For most people, friendship form an important part of life. Sharing experiences is part of being human. And many studies have shown that loneliness has a negative effect on our well-being.
We do not have to be social all the time — sometimes we need to enjoy our own space — but all people need social interactions.
That is why people make friends and work at maintaining those friendships. And quality friendships will benefit all those involved.
The Evolutionary Basis of Friendship
Man is a social species. Since the dawn of time, individuals have needed to rely on to survive, and we still do. We are not alone in this – most animals of social interaction and rely on cooperation.
Although animal friendships have been derided as anthropomorphic, research has now shown that some animals form long-term, stable relationships similar to human friendships.
Of course, not all animals have such friendships – as far as we know, they are limited to those that live in stable social groups, such as higher primates, elephants and cetaceans, such as whales and dolphins.
The basis of friendship is mutual valuing – each person offers something that is valuable to the other person.
As humans, we value others for all sorts of reasons. Maybe they like the same things we do, maybe they share the same political views, or maybe help with work or tasks.
Once we decide that we value someone, we will often work to maintain that friendship.
Speaking with Today Medical News, Dr. Scott Kaiser, MD, a neurologist and director of geriatric cognitive health at the Pacific Neuroscience Institute at Providence St. John’s Health Center in Santa Monica, CA, had this to say about the role of friendship in human evolution. :
“Research suggests that evolution has selected for increased social contact with continuous social contact and networks that play a critical role in people’s survival. According to this framework, our ancestors created social connections— Working together, sharing food, and otherwise helping each other — to feel safe and secure.Dr. Scott Kaiser
We Need Friends
As children, most of us find it easy to make friends, but adults may find it more difficult. The good news is that the benefits of childhood friendships stay with us well into adulthood.
In one study, boys were followed up for 32 years. Those who reported having lots of childhood friends had lower blood pressure and weighed more than those who were less sociable.
And it’s not just close friendships that are good for us. People of all ages benefit from any type of social interaction. A 2017 study of “SuperAgers” — people in their 80s whose memory skills are decades younger — found that they had more positive social relationships than expected cognitive abilities for their age. The level is very high.
Friendships and Mental Health
According to a 2014 study, “Loneliness is not about being alone, but about being without a particular desired relationship or set of relationships.”
Studies have shown that loneliness can lead to many psychological disorders, such as depression, personality disorders, alcoholism and sleep disorders, and can even contribute to physical health problems.
So does socializing help protect against mental health disorders? Almost certainly, as Lee Chambers, psychologist and founder of Essentialise Workplace Wellbeing, told TMN.
“Having friends has the potential to protect us from the effects of loneliness, and effective friendships can protect us from the negative effects of loneliness,” she noted.

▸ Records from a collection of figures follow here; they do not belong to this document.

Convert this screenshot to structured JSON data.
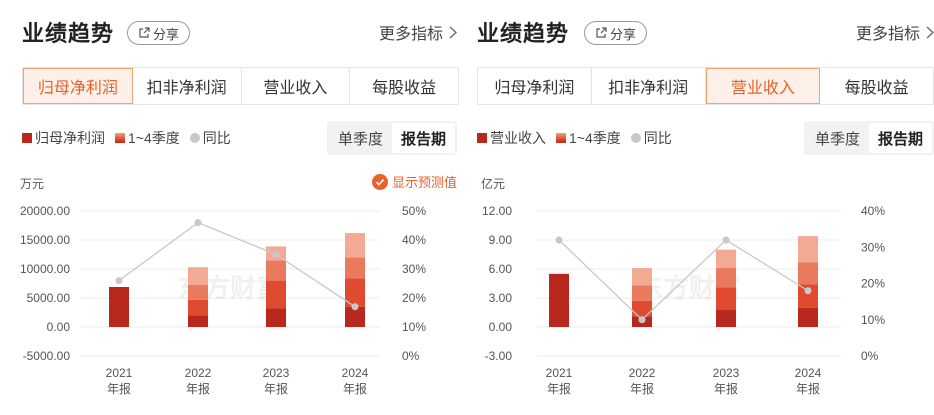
{
  "panels": [
    {
      "title": "业绩趋势",
      "share_label": "分享",
      "more_label": "更多指标",
      "tabs": [
        {
          "label": "归母净利润",
          "active": true
        },
        {
          "label": "扣非净利润",
          "active": false
        },
        {
          "label": "营业收入",
          "active": false
        },
        {
          "label": "每股收益",
          "active": false
        }
      ],
      "legend": {
        "solid": "归母净利润",
        "gradient": "1~4季度",
        "dot": "同比"
      },
      "period": {
        "options": [
          "单季度",
          "报告期"
        ],
        "selected": "报告期"
      },
      "unit": "万元",
      "forecast_label": "显示预测值",
      "watermark": "东方财富"
    },
    {
      "title": "业绩趋势",
      "share_label": "分享",
      "more_label": "更多指标",
      "tabs": [
        {
          "label": "归母净利润",
          "active": false
        },
        {
          "label": "扣非净利润",
          "active": false
        },
        {
          "label": "营业收入",
          "active": true
        },
        {
          "label": "每股收益",
          "active": false
        }
      ],
      "legend": {
        "solid": "营业收入",
        "gradient": "1~4季度",
        "dot": "同比"
      },
      "period": {
        "options": [
          "单季度",
          "报告期"
        ],
        "selected": "报告期"
      },
      "unit": "亿元",
      "forecast_label": "",
      "watermark": "东方财富"
    }
  ],
  "colors": {
    "accent": "#e8622a",
    "bar_dark": "#b8281e",
    "bar_q3": "#e04a2e",
    "bar_q2": "#ea7a5e",
    "bar_q1": "#f2aa94",
    "yoy_line": "#c8c8c8"
  },
  "chart_data": [
    {
      "type": "bar",
      "categories": [
        "2021\n年报",
        "2022\n年报",
        "2023\n年报",
        "2024\n年报"
      ],
      "y_ticks": [
        "20000.00",
        "15000.00",
        "10000.00",
        "5000.00",
        "0.00",
        "-5000.00"
      ],
      "y2_ticks": [
        "50%",
        "40%",
        "30%",
        "20%",
        "10%",
        "0%"
      ],
      "ylim": [
        -5000,
        20000
      ],
      "y2lim": [
        0,
        50
      ],
      "stacks": [
        [
          6900
        ],
        [
          2000,
          2700,
          2600,
          3000
        ],
        [
          3200,
          4800,
          3500,
          2400
        ],
        [
          3500,
          4900,
          3600,
          4200
        ]
      ],
      "yoy": [
        26,
        46,
        35,
        17
      ]
    },
    {
      "type": "bar",
      "categories": [
        "2021\n年报",
        "2022\n年报",
        "2023\n年报",
        "2024\n年报"
      ],
      "y_ticks": [
        "12.00",
        "9.00",
        "6.00",
        "3.00",
        "0.00",
        "-3.00"
      ],
      "y2_ticks": [
        "40%",
        "30%",
        "20%",
        "10%",
        "0%"
      ],
      "ylim": [
        -3,
        12
      ],
      "y2lim": [
        0,
        40
      ],
      "stacks": [
        [
          5.5
        ],
        [
          1.1,
          1.6,
          1.6,
          1.8
        ],
        [
          1.8,
          2.3,
          2.0,
          1.9
        ],
        [
          2.0,
          2.4,
          2.3,
          2.7
        ]
      ],
      "yoy": [
        32,
        10,
        32,
        18
      ]
    }
  ]
}
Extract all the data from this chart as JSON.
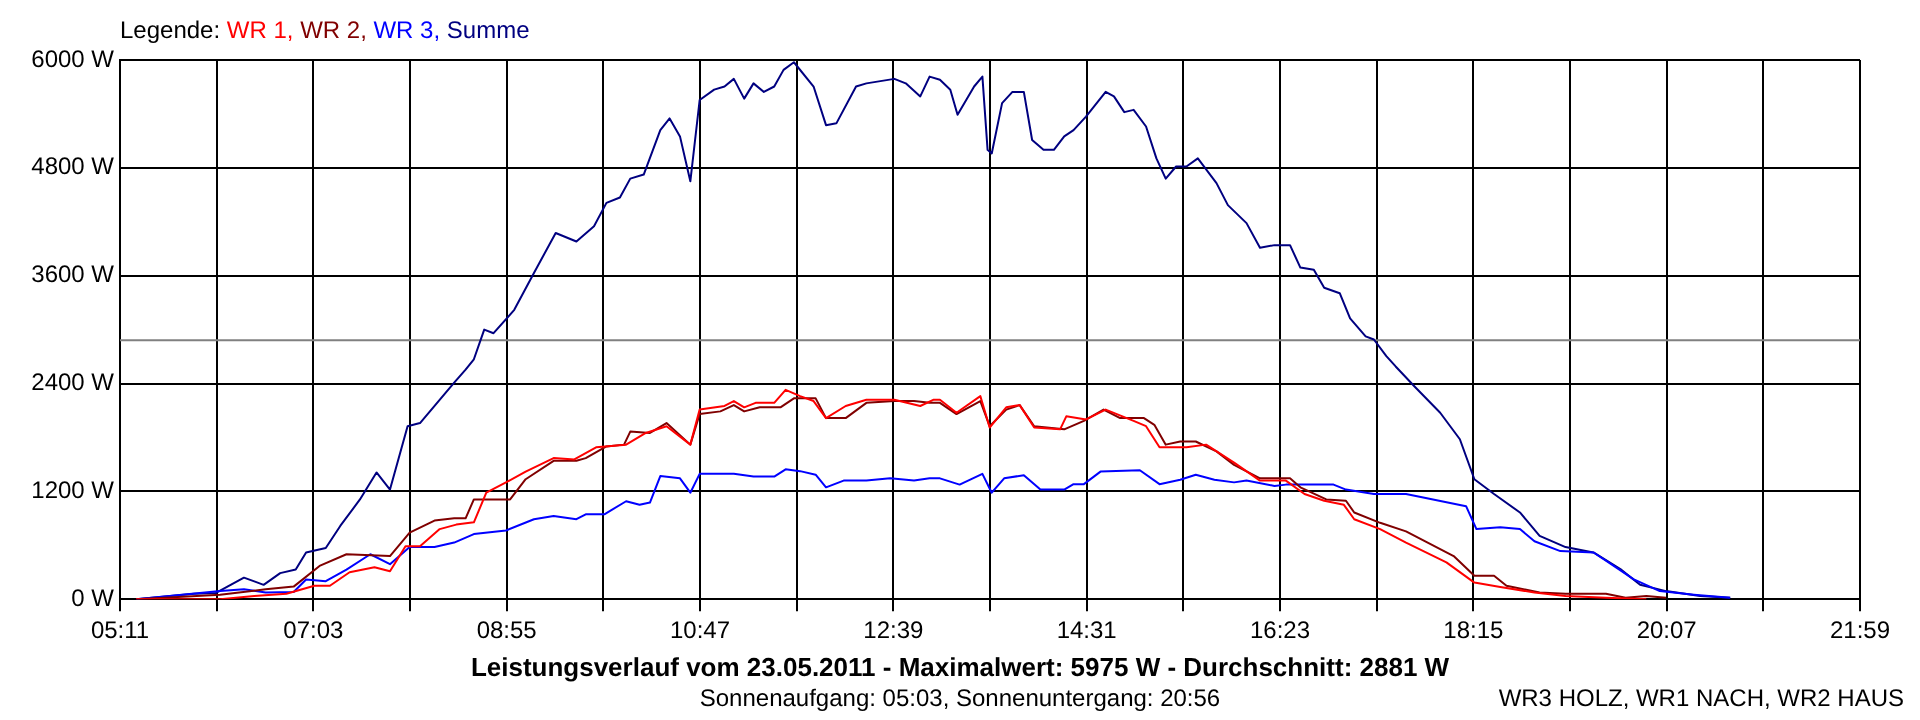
{
  "chart_data": {
    "type": "line",
    "title": "Leistungsverlauf vom 23.05.2011 - Maximalwert: 5975 W - Durchschnitt: 2881 W",
    "subtitle": "Sonnenaufgang: 05:03, Sonnenuntergang: 20:56",
    "legend_title": "Legende:",
    "legend": "top left",
    "grid": true,
    "xlim": [
      5.1833,
      21.9833
    ],
    "xticks": [
      {
        "value": 5.1833,
        "label": "05:11"
      },
      {
        "value": 6.1167,
        "label": null
      },
      {
        "value": 7.05,
        "label": "07:03"
      },
      {
        "value": 7.9833,
        "label": null
      },
      {
        "value": 8.9167,
        "label": "08:55"
      },
      {
        "value": 9.85,
        "label": null
      },
      {
        "value": 10.7833,
        "label": "10:47"
      },
      {
        "value": 11.7167,
        "label": null
      },
      {
        "value": 12.65,
        "label": "12:39"
      },
      {
        "value": 13.5833,
        "label": null
      },
      {
        "value": 14.5167,
        "label": "14:31"
      },
      {
        "value": 15.45,
        "label": null
      },
      {
        "value": 16.3833,
        "label": "16:23"
      },
      {
        "value": 17.3167,
        "label": null
      },
      {
        "value": 18.25,
        "label": "18:15"
      },
      {
        "value": 19.1833,
        "label": null
      },
      {
        "value": 20.1167,
        "label": "20:07"
      },
      {
        "value": 21.05,
        "label": null
      },
      {
        "value": 21.9833,
        "label": "21:59"
      }
    ],
    "ylim": [
      0,
      6000
    ],
    "yticks": [
      {
        "value": 0,
        "label": "0 W"
      },
      {
        "value": 1200,
        "label": "1200 W"
      },
      {
        "value": 2400,
        "label": "2400 W"
      },
      {
        "value": 3600,
        "label": "3600 W"
      },
      {
        "value": 4800,
        "label": "4800 W"
      },
      {
        "value": 6000,
        "label": "6000 W"
      }
    ],
    "ref_lines": [
      {
        "axis": "y",
        "value": 2881,
        "color": "#808080"
      }
    ],
    "annotations": [
      "WR3 HOLZ, WR1 NACH, WR2 HAUS"
    ],
    "series": [
      {
        "name": "WR 1,",
        "color": "#ff0000",
        "x": [
          5.34,
          6.15,
          6.48,
          6.79,
          7.06,
          7.21,
          7.4,
          7.64,
          7.79,
          7.94,
          8.08,
          8.27,
          8.43,
          8.6,
          8.72,
          8.91,
          9.1,
          9.37,
          9.57,
          9.78,
          10.07,
          10.26,
          10.46,
          10.69,
          10.78,
          11.02,
          11.11,
          11.21,
          11.32,
          11.5,
          11.61,
          11.75,
          11.88,
          12.0,
          12.19,
          12.39,
          12.66,
          12.91,
          13.04,
          13.1,
          13.26,
          13.49,
          13.58,
          13.74,
          13.87,
          14.01,
          14.26,
          14.32,
          14.51,
          14.7,
          14.97,
          15.09,
          15.22,
          15.48,
          15.67,
          15.94,
          16.19,
          16.44,
          16.62,
          16.81,
          17.0,
          17.1,
          17.35,
          17.6,
          17.99,
          18.26,
          18.51,
          18.84,
          19.14,
          19.53,
          19.92
        ],
        "values": [
          0,
          0,
          35,
          60,
          150,
          150,
          300,
          355,
          310,
          590,
          590,
          780,
          830,
          855,
          1185,
          1300,
          1420,
          1570,
          1555,
          1690,
          1720,
          1850,
          1925,
          1720,
          2110,
          2150,
          2205,
          2135,
          2185,
          2185,
          2330,
          2260,
          2205,
          2015,
          2150,
          2220,
          2220,
          2150,
          2220,
          2220,
          2075,
          2260,
          1910,
          2135,
          2160,
          1910,
          1890,
          2035,
          2000,
          2110,
          1985,
          1925,
          1690,
          1690,
          1720,
          1520,
          1320,
          1320,
          1170,
          1095,
          1050,
          890,
          780,
          630,
          410,
          185,
          135,
          75,
          35,
          15,
          0
        ]
      },
      {
        "name": "WR 2,",
        "color": "#800000",
        "x": [
          5.34,
          6.15,
          6.59,
          6.86,
          7.11,
          7.37,
          7.79,
          7.98,
          8.22,
          8.41,
          8.52,
          8.6,
          8.95,
          9.1,
          9.37,
          9.59,
          9.68,
          9.88,
          10.05,
          10.11,
          10.3,
          10.46,
          10.69,
          10.78,
          10.98,
          11.11,
          11.21,
          11.36,
          11.56,
          11.69,
          11.9,
          12.0,
          12.19,
          12.39,
          12.66,
          12.85,
          13.0,
          13.1,
          13.26,
          13.49,
          13.58,
          13.74,
          13.87,
          14.01,
          14.3,
          14.49,
          14.68,
          14.84,
          15.07,
          15.17,
          15.28,
          15.42,
          15.57,
          15.77,
          15.94,
          16.19,
          16.48,
          16.58,
          16.83,
          17.02,
          17.1,
          17.35,
          17.6,
          18.06,
          18.26,
          18.45,
          18.57,
          18.89,
          19.14,
          19.53,
          19.72,
          19.92,
          20.11
        ],
        "values": [
          0,
          50,
          110,
          140,
          370,
          500,
          480,
          740,
          875,
          900,
          900,
          1110,
          1110,
          1335,
          1540,
          1540,
          1570,
          1700,
          1720,
          1865,
          1850,
          1960,
          1720,
          2060,
          2090,
          2160,
          2090,
          2135,
          2135,
          2235,
          2235,
          2015,
          2015,
          2185,
          2205,
          2205,
          2185,
          2185,
          2060,
          2205,
          1925,
          2110,
          2160,
          1925,
          1890,
          1985,
          2110,
          2015,
          2015,
          1940,
          1720,
          1755,
          1755,
          1645,
          1495,
          1345,
          1345,
          1245,
          1110,
          1095,
          965,
          850,
          755,
          480,
          260,
          260,
          150,
          75,
          60,
          60,
          15,
          35,
          15
        ]
      },
      {
        "name": "WR 3,",
        "color": "#0000ff",
        "x": [
          5.34,
          6.15,
          6.38,
          6.59,
          6.86,
          6.98,
          7.17,
          7.37,
          7.6,
          7.79,
          7.98,
          8.22,
          8.41,
          8.6,
          8.91,
          9.18,
          9.37,
          9.59,
          9.68,
          9.86,
          10.07,
          10.2,
          10.3,
          10.4,
          10.59,
          10.69,
          10.78,
          11.11,
          11.3,
          11.5,
          11.61,
          11.75,
          11.9,
          12.0,
          12.17,
          12.39,
          12.62,
          12.85,
          13.0,
          13.1,
          13.29,
          13.51,
          13.6,
          13.72,
          13.91,
          14.07,
          14.3,
          14.39,
          14.49,
          14.65,
          15.03,
          15.22,
          15.42,
          15.57,
          15.75,
          15.94,
          16.06,
          16.33,
          16.44,
          16.71,
          16.9,
          17.02,
          17.29,
          17.6,
          17.79,
          18.18,
          18.28,
          18.51,
          18.7,
          18.84,
          19.09,
          19.41,
          19.53,
          19.8,
          20.05,
          20.38,
          20.73
        ],
        "values": [
          0,
          90,
          110,
          75,
          80,
          220,
          200,
          330,
          500,
          390,
          580,
          580,
          630,
          725,
          765,
          890,
          925,
          890,
          945,
          945,
          1090,
          1050,
          1075,
          1370,
          1345,
          1185,
          1395,
          1395,
          1365,
          1365,
          1445,
          1425,
          1385,
          1245,
          1320,
          1320,
          1345,
          1320,
          1345,
          1345,
          1275,
          1395,
          1185,
          1345,
          1380,
          1220,
          1220,
          1280,
          1280,
          1420,
          1435,
          1280,
          1330,
          1385,
          1330,
          1300,
          1320,
          1260,
          1275,
          1275,
          1275,
          1220,
          1170,
          1170,
          1125,
          1035,
          780,
          800,
          780,
          645,
          535,
          520,
          430,
          220,
          90,
          50,
          15
        ]
      },
      {
        "name": "Summe",
        "color": "#000080",
        "x": [
          5.34,
          5.9,
          6.11,
          6.38,
          6.57,
          6.73,
          6.88,
          6.98,
          7.17,
          7.31,
          7.5,
          7.66,
          7.79,
          7.96,
          8.08,
          8.41,
          8.52,
          8.6,
          8.7,
          8.79,
          8.99,
          9.18,
          9.39,
          9.59,
          9.76,
          9.88,
          10.01,
          10.11,
          10.24,
          10.4,
          10.49,
          10.59,
          10.69,
          10.78,
          10.92,
          11.02,
          11.11,
          11.21,
          11.3,
          11.4,
          11.5,
          11.59,
          11.69,
          11.88,
          12.0,
          12.1,
          12.29,
          12.39,
          12.66,
          12.77,
          12.91,
          13.0,
          13.1,
          13.2,
          13.27,
          13.43,
          13.51,
          13.56,
          13.6,
          13.7,
          13.8,
          13.91,
          13.99,
          14.1,
          14.2,
          14.3,
          14.39,
          14.51,
          14.7,
          14.78,
          14.88,
          14.97,
          15.09,
          15.19,
          15.28,
          15.38,
          15.48,
          15.59,
          15.77,
          15.88,
          16.06,
          16.19,
          16.33,
          16.48,
          16.58,
          16.71,
          16.81,
          16.96,
          17.06,
          17.21,
          17.29,
          17.41,
          17.5,
          17.68,
          17.93,
          18.12,
          18.26,
          18.45,
          18.7,
          18.89,
          19.14,
          19.41,
          19.67,
          19.86,
          20.11,
          20.44,
          20.73
        ],
        "values": [
          0,
          60,
          70,
          240,
          160,
          290,
          330,
          520,
          570,
          815,
          1110,
          1410,
          1220,
          1925,
          1960,
          2410,
          2555,
          2670,
          3000,
          2960,
          3220,
          3630,
          4075,
          3980,
          4150,
          4410,
          4470,
          4680,
          4725,
          5220,
          5350,
          5150,
          4650,
          5555,
          5670,
          5705,
          5790,
          5570,
          5740,
          5645,
          5705,
          5890,
          5975,
          5705,
          5275,
          5295,
          5705,
          5740,
          5790,
          5740,
          5595,
          5815,
          5780,
          5670,
          5390,
          5705,
          5815,
          5000,
          4960,
          5520,
          5645,
          5645,
          5110,
          5000,
          5000,
          5150,
          5220,
          5370,
          5645,
          5595,
          5420,
          5445,
          5260,
          4905,
          4680,
          4815,
          4815,
          4905,
          4630,
          4385,
          4185,
          3910,
          3940,
          3940,
          3690,
          3665,
          3465,
          3405,
          3125,
          2925,
          2890,
          2705,
          2590,
          2370,
          2075,
          1780,
          1335,
          1170,
          965,
          705,
          580,
          520,
          335,
          160,
          90,
          35,
          15
        ]
      }
    ]
  }
}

But what is an effective friendship? According to a study, high friendships are characterized by cooperation, mutuality and closeness.
Effective friendships provide a strong sense of companionship, reduce feelings of loneliness, and contribute to both life satisfaction and self-esteem.
And there is a positive feedback loop between social relationships and self-esteem—each reinforces the other. Friendship therefore promotes self-esteem, which is a protective factor for both physical and mental health.
Why are Friendships Good for Us?
So all the evidence suggests that socializing benefits both our mental and physical health. but why? The key may be oxytocin.
Oxytocin is a hormone and neurotransmitter, produced in the hypothalamus. It is involved in childbirth and breastfeeding, but it is also associated with compassion, generosity and trust, all important factors in friendship.
One study found that oxytocin is essential for social recognition in rats, and this effect was also observed in people. Another, where researchers administered oxytocin to people via nasal spray, found that it increased confidence and made them more willing to take social risks.
But why does oxytocin have physiological benefits? This may be due to its effect on cortisol – the stress hormone. In one study, participants who received oxytocin intravenously had lower cortisol levels than those who received a placebo when exposed to public speaking stress.
‘Connection matters, but it’s not about numbers’
When a person is stressed, the adrenal glands release cortisol. It’s good for emergencies because it prepares us for action, but bad when it’s long-term. Among other things, long-term high cortisol can cause high blood pressure, type 2 diabetes and fatigue.